Galina Dolgushina

Personal information
- Nationality: Kazakhstan
- Born: 28 March 1981 (age 45) Alma-Ata, Kazakh SSR, Soviet Union
- Height: 1.68 m (5 ft 6 in)
- Weight: 58 kg (128 lb)

Sport
- Sport: Modern pentathlon
- Club: Dinamo Almaty
- Coached by: Nikolay Vassilyev

Medal record
Women's modern pentathlon
Representing Kazakhstan
Asian Games
| Bronze medal – third place | 2010 Guangzhou | Team |

= Galina Dolgushina =

Kazakhstani modern pentathlete

Galina Dolgushina (Галина Долгушина; born March 28, 1981, in Alma-Ata) is a Kazakhstani modern pentathlete. As of 2011, she is ranked no. 194 in the world by the Union Internationale de Pentathlon Moderne (UIPM).

Dolgushina qualified for the 2008 Summer Olympics in Beijing, where she competed in the women's modern pentathlon, along with her teammate Lada Jienbalanova. During the competition, Dolgushina struggled to attain a higher position in the early rounds, with slightly fair scores in pistol shooting, and freestyle swimming. She quickly moved to the top of the rankings, when she finished third in a one-touch épée fencing, and thirteenth in show jumping. In the end, Dolgushina finished the event with cross-country running in twenty-sixth place, for a total score of 5,216 points.

At the 2010 Asian Games in Guangzhou, China, Dolgushina became one of the major highlights in the women's modern pentathlon, when a nine-year-old retired racehorse died from a neck injury following a spill that left her hospitalized.

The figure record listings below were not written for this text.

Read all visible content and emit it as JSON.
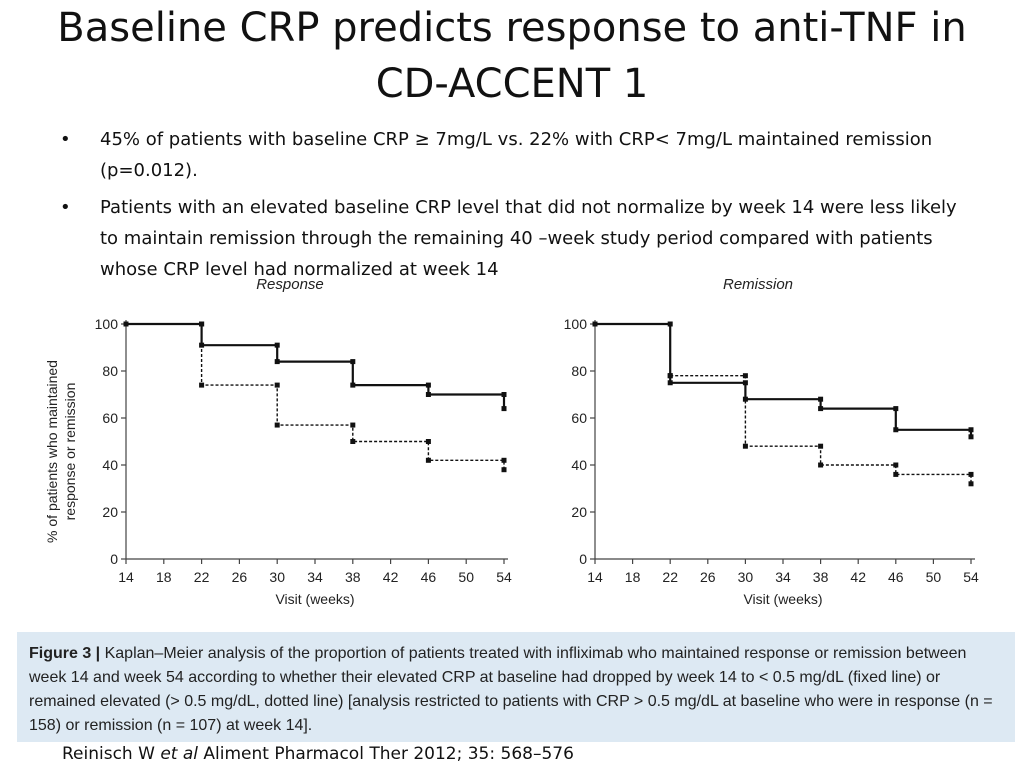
{
  "slide": {
    "title": "Baseline CRP predicts response to anti-TNF in CD-ACCENT 1",
    "bullets": [
      {
        "marker": "•",
        "text": "45% of patients with baseline CRP ≥ 7mg/L vs. 22% with CRP< 7mg/L maintained remission (p=0.012)."
      },
      {
        "marker": "•",
        "text": "Patients with an elevated baseline CRP level that did not normalize by week 14 were less likely to maintain remission through the remaining 40 –week study period compared with patients whose CRP level had normalized at week 14"
      }
    ],
    "caption": {
      "label": "Figure 3 |",
      "text": "Kaplan–Meier analysis of the proportion of patients treated with infliximab who maintained response or remission between week 14 and week 54 according to whether their elevated CRP at baseline had dropped by week 14 to < 0.5 mg/dL (fixed line) or remained elevated (> 0.5 mg/dL, dotted line) [analysis restricted to patients with CRP > 0.5 mg/dL at baseline who were in response (n = 158) or remission (n = 107) at week 14]."
    },
    "reference": {
      "author": "Reinisch W ",
      "etal": "et al",
      "journal": " Aliment Pharmacol Ther 2012; 35: 568–576"
    }
  },
  "chart_data": [
    {
      "type": "line",
      "title": "Response",
      "xlabel": "Visit (weeks)",
      "ylabel": "% of patients who maintained response or remission",
      "xlim": [
        14,
        54
      ],
      "ylim": [
        0,
        100
      ],
      "xticks": [
        14,
        18,
        22,
        26,
        30,
        34,
        38,
        42,
        46,
        50,
        54
      ],
      "yticks": [
        0,
        20,
        40,
        60,
        80,
        100
      ],
      "series": [
        {
          "style": "solid",
          "x": [
            14,
            22,
            22,
            30,
            30,
            38,
            38,
            46,
            46,
            54,
            54
          ],
          "y": [
            100,
            100,
            91,
            91,
            84,
            84,
            74,
            74,
            70,
            70,
            64
          ]
        },
        {
          "style": "dotted",
          "x": [
            22,
            22,
            30,
            30,
            38,
            38,
            46,
            46,
            54,
            54
          ],
          "y": [
            100,
            74,
            74,
            57,
            57,
            50,
            50,
            42,
            42,
            38
          ]
        }
      ]
    },
    {
      "type": "line",
      "title": "Remission",
      "xlabel": "Visit (weeks)",
      "ylabel": "",
      "xlim": [
        14,
        54
      ],
      "ylim": [
        0,
        100
      ],
      "xticks": [
        14,
        18,
        22,
        26,
        30,
        34,
        38,
        42,
        46,
        50,
        54
      ],
      "yticks": [
        0,
        20,
        40,
        60,
        80,
        100
      ],
      "series": [
        {
          "style": "solid",
          "x": [
            14,
            22,
            22,
            30,
            30,
            38,
            38,
            46,
            46,
            54,
            54
          ],
          "y": [
            100,
            100,
            75,
            75,
            68,
            68,
            64,
            64,
            55,
            55,
            52
          ]
        },
        {
          "style": "dotted",
          "x": [
            22,
            22,
            30,
            30,
            38,
            38,
            46,
            46,
            54,
            54
          ],
          "y": [
            78,
            78,
            78,
            48,
            48,
            40,
            40,
            36,
            36,
            32
          ]
        }
      ]
    }
  ]
}
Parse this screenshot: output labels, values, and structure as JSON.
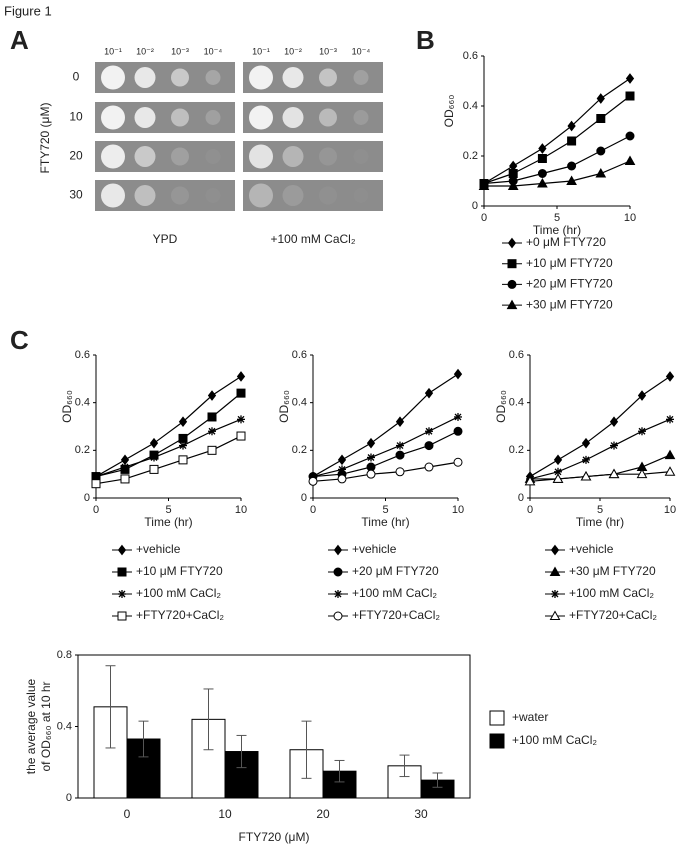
{
  "figure_title": "Figure 1",
  "panel_labels": [
    "A",
    "B",
    "C"
  ],
  "spot_assay": {
    "ylabel": "FTY720 (μM)",
    "rows": [
      "0",
      "10",
      "20",
      "30"
    ],
    "dilutions": [
      "10⁻¹",
      "10⁻²",
      "10⁻³",
      "10⁻⁴"
    ],
    "plates": [
      "YPD",
      "+100 mM CaCl₂"
    ]
  },
  "chart_data": [
    {
      "type": "line",
      "xlabel": "Time (hr)",
      "ylabel": "OD₆₆₀",
      "x": [
        0,
        2,
        4,
        6,
        8,
        10
      ],
      "xlim": [
        0,
        10
      ],
      "xticks": [
        0,
        5,
        10
      ],
      "ylim": [
        0,
        0.6
      ],
      "yticks": [
        0,
        0.2,
        0.4,
        0.6
      ],
      "series": [
        {
          "name": "+0 μM FTY720",
          "color": "#000000",
          "marker": "diamond",
          "values": [
            0.09,
            0.16,
            0.23,
            0.32,
            0.43,
            0.51
          ]
        },
        {
          "name": "+10 μM FTY720",
          "color": "#000000",
          "marker": "square",
          "values": [
            0.09,
            0.13,
            0.19,
            0.26,
            0.35,
            0.44
          ]
        },
        {
          "name": "+20 μM FTY720",
          "color": "#000000",
          "marker": "circle",
          "values": [
            0.09,
            0.1,
            0.13,
            0.16,
            0.22,
            0.28
          ]
        },
        {
          "name": "+30 μM FTY720",
          "color": "#000000",
          "marker": "triangle",
          "values": [
            0.08,
            0.08,
            0.09,
            0.1,
            0.13,
            0.18
          ]
        }
      ]
    },
    {
      "type": "line",
      "xlabel": "Time (hr)",
      "ylabel": "OD₆₆₀",
      "x": [
        0,
        2,
        4,
        6,
        8,
        10
      ],
      "xlim": [
        0,
        10
      ],
      "xticks": [
        0,
        5,
        10
      ],
      "ylim": [
        0,
        0.6
      ],
      "yticks": [
        0,
        0.2,
        0.4,
        0.6
      ],
      "series": [
        {
          "name": "+vehicle",
          "color": "#000000",
          "marker": "diamond",
          "values": [
            0.09,
            0.16,
            0.23,
            0.32,
            0.43,
            0.51
          ]
        },
        {
          "name": "+10 μM FTY720",
          "color": "#000000",
          "marker": "square",
          "values": [
            0.09,
            0.12,
            0.18,
            0.25,
            0.34,
            0.44
          ]
        },
        {
          "name": "+100 mM CaCl₂",
          "color": "#000000",
          "marker": "asterisk",
          "values": [
            0.09,
            0.13,
            0.17,
            0.22,
            0.28,
            0.33
          ]
        },
        {
          "name": "+FTY720+CaCl₂",
          "color": "#000000",
          "marker": "open-square",
          "values": [
            0.06,
            0.08,
            0.12,
            0.16,
            0.2,
            0.26
          ]
        }
      ]
    },
    {
      "type": "line",
      "xlabel": "Time (hr)",
      "ylabel": "OD₆₆₀",
      "x": [
        0,
        2,
        4,
        6,
        8,
        10
      ],
      "xlim": [
        0,
        10
      ],
      "xticks": [
        0,
        5,
        10
      ],
      "ylim": [
        0,
        0.6
      ],
      "yticks": [
        0,
        0.2,
        0.4,
        0.6
      ],
      "series": [
        {
          "name": "+vehicle",
          "color": "#000000",
          "marker": "diamond",
          "values": [
            0.09,
            0.16,
            0.23,
            0.32,
            0.44,
            0.52
          ]
        },
        {
          "name": "+20 μM FTY720",
          "color": "#000000",
          "marker": "circle",
          "values": [
            0.09,
            0.1,
            0.13,
            0.18,
            0.22,
            0.28
          ]
        },
        {
          "name": "+100 mM CaCl₂",
          "color": "#000000",
          "marker": "asterisk",
          "values": [
            0.09,
            0.12,
            0.17,
            0.22,
            0.28,
            0.34
          ]
        },
        {
          "name": "+FTY720+CaCl₂",
          "color": "#000000",
          "marker": "open-circle",
          "values": [
            0.07,
            0.08,
            0.1,
            0.11,
            0.13,
            0.15
          ]
        }
      ]
    },
    {
      "type": "line",
      "xlabel": "Time (hr)",
      "ylabel": "OD₆₆₀",
      "x": [
        0,
        2,
        4,
        6,
        8,
        10
      ],
      "xlim": [
        0,
        10
      ],
      "xticks": [
        0,
        5,
        10
      ],
      "ylim": [
        0,
        0.6
      ],
      "yticks": [
        0,
        0.2,
        0.4,
        0.6
      ],
      "series": [
        {
          "name": "+vehicle",
          "color": "#000000",
          "marker": "diamond",
          "values": [
            0.09,
            0.16,
            0.23,
            0.32,
            0.43,
            0.51
          ]
        },
        {
          "name": "+30 μM FTY720",
          "color": "#000000",
          "marker": "triangle",
          "values": [
            0.08,
            0.08,
            0.09,
            0.1,
            0.13,
            0.18
          ]
        },
        {
          "name": "+100 mM CaCl₂",
          "color": "#000000",
          "marker": "asterisk",
          "values": [
            0.08,
            0.11,
            0.16,
            0.22,
            0.28,
            0.33
          ]
        },
        {
          "name": "+FTY720+CaCl₂",
          "color": "#000000",
          "marker": "open-triangle",
          "values": [
            0.07,
            0.08,
            0.09,
            0.1,
            0.1,
            0.11
          ]
        }
      ]
    },
    {
      "type": "bar",
      "xlabel": "FTY720 (μM)",
      "ylabel": [
        "the average value",
        "of OD₆₆₀ at 10 hr"
      ],
      "categories": [
        "0",
        "10",
        "20",
        "30"
      ],
      "ylim": [
        0,
        0.8
      ],
      "yticks": [
        0,
        0.4,
        0.8
      ],
      "series": [
        {
          "name": "+water",
          "color": "#ffffff",
          "values": [
            0.51,
            0.44,
            0.27,
            0.18
          ],
          "errors": [
            0.23,
            0.17,
            0.16,
            0.06
          ]
        },
        {
          "name": "+100 mM CaCl₂",
          "color": "#000000",
          "values": [
            0.33,
            0.26,
            0.15,
            0.1
          ],
          "errors": [
            0.1,
            0.09,
            0.06,
            0.04
          ]
        }
      ]
    }
  ]
}
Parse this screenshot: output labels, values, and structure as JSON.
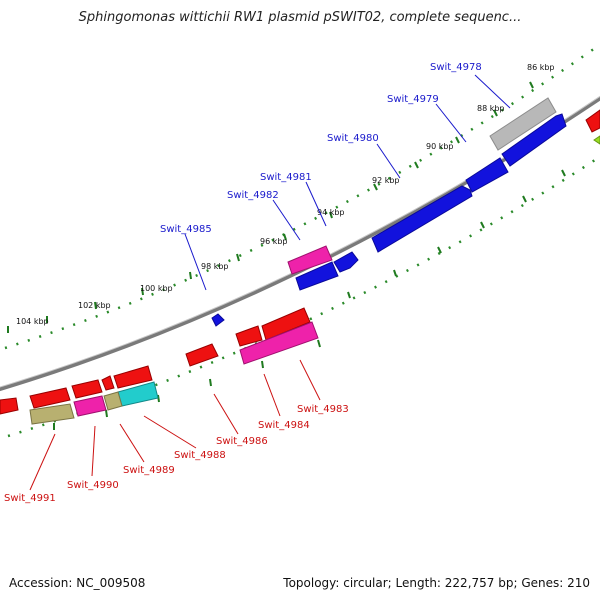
{
  "title": "Sphingomonas wittichii RW1 plasmid pSWIT02, complete sequenc...",
  "footer": {
    "accession": "Accession: NC_009508",
    "summary": "Topology: circular; Length: 222,757 bp; Genes: 210"
  },
  "scale_labels": [
    "86 kbp",
    "88 kbp",
    "90 kbp",
    "92 kbp",
    "94 kbp",
    "96 kbp",
    "98 kbp",
    "100 kbp",
    "102 kbp",
    "104 kbp"
  ],
  "forward_labels": [
    "Swit_4978",
    "Swit_4979",
    "Swit_4980",
    "Swit_4981",
    "Swit_4982",
    "Swit_4985"
  ],
  "reverse_labels": [
    "Swit_4983",
    "Swit_4984",
    "Swit_4986",
    "Swit_4988",
    "Swit_4989",
    "Swit_4990",
    "Swit_4991"
  ],
  "colors": {
    "forward_cds": "#1010dd",
    "reverse_cds": "#ee1111",
    "pseudo_gray": "#bbbbbb",
    "magenta": "#ee22aa",
    "olive": "#b8b070",
    "cyan": "#22cccc",
    "green_ticks": "#228822",
    "backbone": "#888888"
  }
}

Dolgushina appeared to be having a difficulty handling the horse, which failed to jump twice over the course barrier and repeatedly knocked off other obstacles. She almost completed the course of the show jumping segment, until she was suddenly thrown forward and pinned by the horse's body. Dolgushina was immediately taken by an ambulance to nearby hospital, where her condition was later upgraded to stable.